We still have no Civil Partnership Act, despite 'public consultation' prior to a promised drawing up of a bill which was timetabled last year.
Faith-based schools and 'community facilities' are openly homophobic - even when getting public money to deal with issues motivated primarily by faith-based homophobia, such as teenage homelessness.
Unlike the UK, nothing in our legislation requires either charities or businesses to avoid discrimination, and to offer services fairly and (in the case of charities/voluntary sector bodies) to all who need them.

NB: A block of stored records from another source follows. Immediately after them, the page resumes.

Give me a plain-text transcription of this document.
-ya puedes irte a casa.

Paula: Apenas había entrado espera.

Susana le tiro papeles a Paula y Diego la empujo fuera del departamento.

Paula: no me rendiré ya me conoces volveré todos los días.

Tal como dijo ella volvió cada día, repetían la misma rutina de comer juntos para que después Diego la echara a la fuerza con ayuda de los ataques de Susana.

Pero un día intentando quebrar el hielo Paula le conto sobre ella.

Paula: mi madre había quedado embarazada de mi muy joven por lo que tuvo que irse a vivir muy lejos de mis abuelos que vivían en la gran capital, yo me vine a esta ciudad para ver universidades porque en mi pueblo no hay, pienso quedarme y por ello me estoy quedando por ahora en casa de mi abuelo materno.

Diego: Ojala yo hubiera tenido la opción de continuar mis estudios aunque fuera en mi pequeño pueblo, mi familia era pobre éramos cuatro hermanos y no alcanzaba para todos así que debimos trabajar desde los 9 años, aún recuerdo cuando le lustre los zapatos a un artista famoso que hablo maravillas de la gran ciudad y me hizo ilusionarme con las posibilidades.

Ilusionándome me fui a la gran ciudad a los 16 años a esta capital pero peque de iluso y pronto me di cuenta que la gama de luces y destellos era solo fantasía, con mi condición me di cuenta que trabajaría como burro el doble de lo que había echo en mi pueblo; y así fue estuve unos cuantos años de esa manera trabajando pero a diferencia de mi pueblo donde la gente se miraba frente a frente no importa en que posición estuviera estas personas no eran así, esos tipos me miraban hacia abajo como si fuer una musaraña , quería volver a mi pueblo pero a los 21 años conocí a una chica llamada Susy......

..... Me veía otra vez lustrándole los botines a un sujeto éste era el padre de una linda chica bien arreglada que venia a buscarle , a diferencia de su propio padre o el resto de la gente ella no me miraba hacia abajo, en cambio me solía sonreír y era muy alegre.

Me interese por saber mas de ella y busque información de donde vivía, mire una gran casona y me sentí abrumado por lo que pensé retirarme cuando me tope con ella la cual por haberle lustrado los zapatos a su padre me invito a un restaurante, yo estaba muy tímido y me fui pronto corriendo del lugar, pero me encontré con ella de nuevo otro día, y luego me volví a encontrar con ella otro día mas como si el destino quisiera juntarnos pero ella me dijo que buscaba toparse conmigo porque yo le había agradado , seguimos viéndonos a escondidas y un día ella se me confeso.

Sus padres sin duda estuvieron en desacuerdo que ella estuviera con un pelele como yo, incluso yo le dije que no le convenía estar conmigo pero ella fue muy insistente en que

There's only been one 'unofficial' civil partnership ceremony here that I know of - between two women, held in a country hotel lounge and conducted by an off-island clergyman.
It was interesting that they were both Methodists, and that their church friends and relatives were 'advised' to stay away but didn't, despite attending one of the most hardline village churches on the island.
That the event involved quite down to earth country folk, who effectively told their lay preacher and other village worthies to sod off, is quite encouraging.
But has Manx church and community always been as unforgiving towards gays as we think?
There is some evidence that in simpler times they just didn't worry.
A few years ago I had to do a local history project for a Manx magazine which involved (amongst many other things) pottering around village graveyards. I was astonished to find several 18th and 19th century graves where 'lifelong companions' of the same gender were buried together. They weren't hidden away at the edge of graveyards with shipwrecked foreigners, criminals and other 'outsiders'. Presumably clergy and churchwardens were fully involved in the burial arrangements. They just seem to have worried less about what folk got up to with the human plumbing system.
Such a shame 'educated', office-working, financially secure 21st century Christians and church leaders aren't as wise as their illiterate, farmworking forefathers, who respected loving friendships for what they were and generally just minded their own business.